Надо ли говорить, что оставшиеся девять километров я не прошел, а пролетел как на крыльях, вдохновленный верой в человечество? И всю зиму потом ездил в куртке этого парня, написав маркером огромными буквами на спине «Данке, Томас!». Может, увидит.
Или вот еще. Однажды во время большой драки — дюжина турок против нас, двоих охранников, — была вызвана полиция. Явились два малорослых, мне по плечо, светловолосых мальчика–ботаника. Парадоксальным образом наличие дубинок с пистолетами только отодвигало их по возрасту еще дальше — от школьников к детсадовцам. К этому моменту мы уже выволокли турок на улицу и они каруселились между собой. Вид у полицейских был такой, что я невольно матюкнулся: «Еще и этих прикрывать придется!»
Да, спустившись к орущим туркам, я грубо нарушил технику безопасности. Но я был в таком бешенстве, что если бы вся Турция вдруг погрузилась в пучину морскую, выпил бы на радостях. Выскочив на автостоянку, чтобы показать, чье слово последнее, я стал тыкать пальцем в турок по очереди, вынося приговоры: «Тебе запрет на вход навсегда… И тебе… Ты придешь через три месяца… Ты тоже… А ты ищи другую дискотеку…» В ответ турки с воодушевленным ревом снова бросились на меня. Так, наверное, бросается стадо быков на тореадора, по пьяни зашедшего в загон.
Мелькнула мысль, что главное — устоять на ногах, но тут неожиданно, как из‑под земли, прямо передо мной выросли фигурки «детсадовцев». Они закрыли меня собой, вытащили дубинки и детскими голосами, но достаточно громко закричали на турок: «Назад! Не приближаться к нему!» И своим уверенным видом, а прежде всего явной готовностью постоять за меня, совершенно незнакомого человека, до конца они заставили отхлынуть бешеную толпу.
В наступившей тишине я скользил взглядом по горящим ненавистью черным, как маслины, глазам, когда один из полицейских тихо сказал мне: «Вам лучше подняться обратно и запереть дверь. И если вас не затруднит, вызовите нам подкрепление…»
Да–ра–гой! Чтобы я да вас бросил!!! Впервые я готов был огрести, защищая ментовскую машину — с мигалками, с сиреной, все как положено. Взгляд мой упал на поднятую дубинку. И я заметил, что она нервно подрагивает в руке полицейского.

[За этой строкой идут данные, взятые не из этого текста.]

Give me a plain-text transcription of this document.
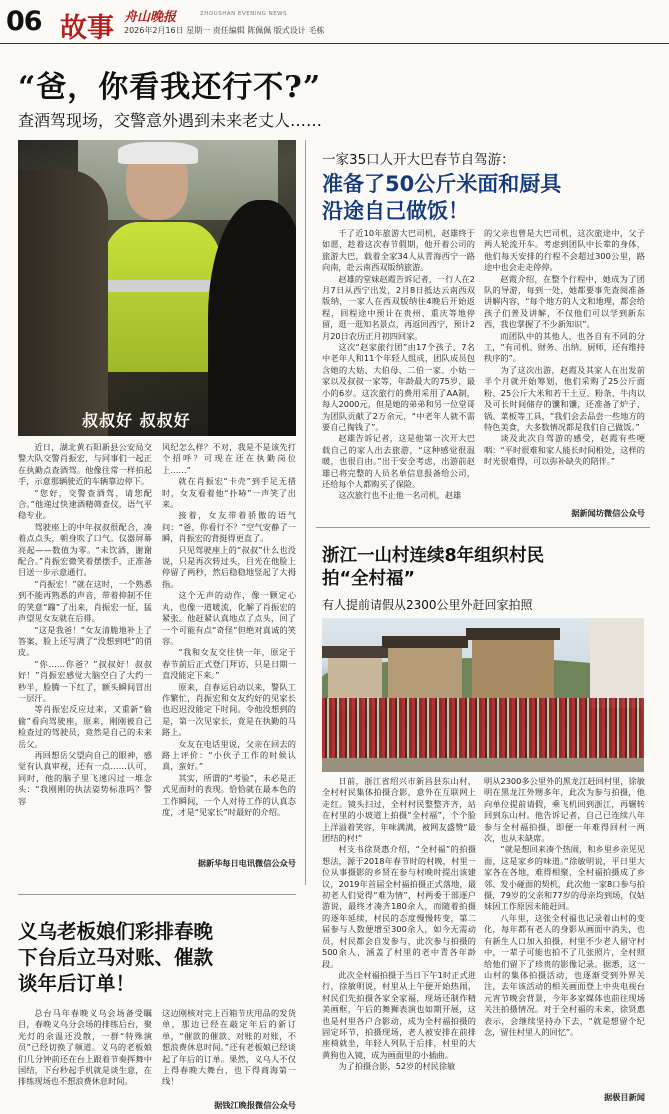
06 故事 舟山晚报	ZHOUSHAN EVENING NEWS
2026年2月16日 星期一 责任编辑 陈佩佩 版式设计 毛栋
“爸，你看我还行不?”
查酒驾现场，交警意外遇到未来老丈人……
叔叔好 叔叔好

近日，湖北黄石阳新县公安局交警大队交警肖振宏，与同事们一起正在执勤点查酒驾。他像往常一样拍起手，示意那辆驶近的车辆靠边停下。

“您好，交警查酒驾，请您配合。”他递过快速酒精筛查仪，语气平稳专业。

驾驶座上的中年叔叔很配合，凑着点点头，朝身吹了口气。仪器屏幕亮起——数值为零。“未饮酒，谢谢配合。”肖振宏微笑着摆摆手，正准备目送一步示意通行。

“肖振宏！”就在这时，一个熟悉到不能再熟悉的声音，带着抑制不住的笑意“蹦”了出来，肖振宏一怔，猛声望见女友就在后排。

“这是我爸！”女友清脆地补上了答案，脸上还写满了“没想到吧”的俏皮。

“你……你爸？”叔叔好！叔叔好！”肖振宏感觉大脑空白了大约一秒半，脸腾一下红了，额头瞬间冒出一层汗。

等肖振宏反应过来，又重新“偷偷”看向驾驶座，原来，刚刚被自己检查过的驾驶员，竟然是自己的未来岳父。

再回想岳父望向自己的眼神，感觉有认真审视，还有一点……认可，同时，他的脑子里飞速闪过一堆念头：“我刚刚的执法姿势标准吗？警容

风纪怎么样？不对，我是不是该先打个招呼？可现在还在执勤岗位上……”

就在肖振宏“卡壳”到手足无措时，女友看着他“扑哧”一声笑了出来。

接着，女友带着骄傲的语气问：“爸，你看行不？”空气安静了一瞬，肖振宏的背挺得更直了。

只见驾驶座上的“叔叔”什么也没说，只是再次转过头，目光在他脸上停留了两秒，然后稳稳地竖起了大拇指。

这个无声的动作，像一颗定心丸，也像一道暖流，化解了肖振宏的紧张。他赶紧认真地点了点头，回了一个可能有点“奇怪”但绝对真诚的笑容。

“我和女友交往快一年，原定于春节前后正式登门拜访，只是日期一直没能定下来。”

原来，自春运启动以来，警队工作繁忙，肖振宏和女友约好的见家长也迟迟没能定下时间。令他没想到的是，第一次见家长，竟是在执勤的马路上。

女友在电话里说，父亲在回去的路上评价：“小伙子工作的时候认真，蛮好。”

其实，所谓的“考验”，未必是正式见面时的表现。恰恰就在最本色的工作瞬间，一个人对待工作的认真态度，才是“见家长”时最好的介绍。

据新华每日电讯微信公众号
一家35口人开大巴春节自驾游：
准备了50公斤米面和厨具
沿途自己做饭！

千了近10年旅游大巴司机，赵雄终于如愿，趁着这次春节假期，他开着公司的旅游大巴，载着全家34人从青海西宁一路向南，赴云南西双版纳旅游。

赵雄的堂妹赵霞告诉记者，一行人在2月7日从西宁出发，2月8日抵达云南西双版纳，一家人在西双版纳住4晚后开始返程，回程途中预计在贵州、重庆等地停留，逛一逛知名景点，再返回西宁，预计2月20日农历正月初四回家。

这次“赵家旅行团”由17个孩子、7名中老年人和11个年轻人组成，团队成员包含她的大姑、大伯母、二伯一家、小姑一家以及叔叔一家等，年龄最大的75岁，最小的6岁。这次旅行的费用采用了AA制，每人2000元，但是她的弟弟和另一位堂哥为团队贡献了2万余元，“中老年人就不需要自己掏钱了”。

赵雄告诉记者，这是他第一次开大巴载自己的家人出去旅游，“这种感觉很温暖，也很自由。”出于安全考虑，出游前赵雄已将完整的人员名单信息报备给公司，还给每个人都购买了保险。

这次旅行也不止他一名司机，赵雄

的父亲也曾是大巴司机，这次旅途中，父子两人轮流开车。考虑到团队中长辈的身体，他们每天安排的行程不会超过300公里，路途中也会走走停停。

赵霞介绍，在整个行程中，她成为了团队的导游，每到一处，她都要事先查阅准备讲解内容，“每个地方的人文和地理，都会给孩子们普及讲解，不仅他们可以学到新东西，我也掌握了不少新知识”。

而团队中的其他人，也各自有不同的分工，“有司机、财务、出纳、厨师，还有维持秩序的”。

为了这次出游，赵霞及其家人在出发前半个月就开始筹划，他们采购了25公斤面粉、25公斤大米和若干土豆、粉条、牛肉以及可长时间储存的馕和馕，还准备了炉子、锅、菜板等工具，“我们会去品尝一些地方的特色美食，大多数情况都是我们自己做饭。”

谈及此次自驾游的感受，赵霞有些哽咽：“平时很难和家人能长时间相处，这样的时光很难得，可以弥补缺失的陪伴。”

据新闻坊微信公众号
浙江一山村连续8年组织村民拍“全村福”
有人提前请假从2300公里外赶回家拍照

日前，浙江省绍兴市新昌县东山村，全村村民集体拍摄合影，意外在互联网上走红。镜头扫过，全村村民整整齐齐，站在村里的小坡道上拍摄“全村福”，个个脸上洋溢着笑容，年味满满，被网友盛赞“最团结的村!”

村支书徐贤惠介绍，“全村福”的拍摄想法，源于2018年春节时的村晚，村里一位从事摄影的乡贤在参与村晚时提出该建议，2019年首届全村福拍摄正式落地，最初老人们觉得“难为情”，村两委干部逐户游说，最终才凑齐180余人，而随着拍摄的逐年延续，村民的态度慢慢转变，第二届参与人数便增至300余人，如今无需动员，村民都会自发参与，此次参与拍摄的500余人，涵盖了村里的老中青各年龄段。

此次全村福拍摄于当日下午1时正式进行，徐敏明说，村里从上午便开始热闹，村民们先拍摄各家全家福，现场还制作精美画框，午后的舞狮表演也如期开展，这也是村里各户合影动，成为全村福拍摄的固定环节，拍摄现场，老人被安排在前排座椅就坐，年轻人列队于后排，村里的大黄狗也入镜，成为画面里的小插曲。

为了拍摄合影，52岁的村民徐敏

明从2300多公里外的黑龙江赶回村里，徐敏明在黑龙江外甥多年，此次为参与拍摄，他向单位提前请假，乘飞机回到浙江，再辗转回到东山村。他告诉记者，自己已连续八年参与全村福拍摄，即便一年难得回村一两次，也从未缺席。

“就是想回来凑个热闹，和乡里乡亲见见面，这是家乡的味道。”徐敏明说，平日里大家各在各地，难得相聚，全村福拍摄成了乡邻、发小碰面的契机，此次他一家8口参与拍摄，79岁的父亲和77岁的母亲均到场，仅姑妹因工作原因未能赶回。

八年里，这张全村福也记录着山村的变化，每年都有老人的身影从画面中消失，也有新生人口加入拍摄，村里不少老人留守村中，一辈子可能也拍不了几张照片，全村照给他们留下了珍贵的影像记录。据悉，这一山村的集体拍摄活动，也逐渐受到外界关注，去年该活动的相关画面登上中央电视台元宵节晚会背景，今年多家媒体也前往现场关注拍摄情况。对于全村福的未来，徐贤惠表示，会继续坚持办下去，“就是想留个纪念，留住村里人的回忆”。

据极目新闻
义乌老板娘们彩排春晚
下台后立马对账、催款
谈年后订单！

总台马年春晚义乌会场备受瞩目，春晚义乌分会场的排练后台，聚光灯的余温还没散，一群“特殊演员”已经切换了频道。义乌的老板娘们几分钟前还在台上跟着节奏挥舞中国结，下台秒起手机就是谈生意，在排练现场也不想浪费休息时间。

这边刚核对完上百箱节庆用品的发货单，那边已经在敲定年后的新订单，“催款的催款、对账的对账，不想浪费休息时间。”还有老板娘已经谈起了年后的订单。果然，义乌人不仅上得春晚大舞台，也下得商海第一线！

据钱江晚报微信公众号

Но турки, как и все средиземноморцы, так же быстро гаснут, как и вспыхивают. Они уже, кто огрызаясь, а кто и подхихикивая, расходились… Полицейские вздохнули, убрали свои палочки и сели в машину. Один из них заговорил в оставленную там рацию, другой закурил. Я с чувством пожал ему руку. Что‑то было в этом необыкновенное, что‑то менялось и во мне. Наверное, с подобным чувством целуют руку священнику, не как человеку, зачастую и грешному, а как представителю «той» силы. Я пожал руку этому коротко стриженному мальчишке, показавшему, как бы это пафосно ни звучало, что мои права человека защищены и именно он как настоящий полицейский, представитель закона, готов и будет их отстаивать даже ценой собственного здоровья и жизни.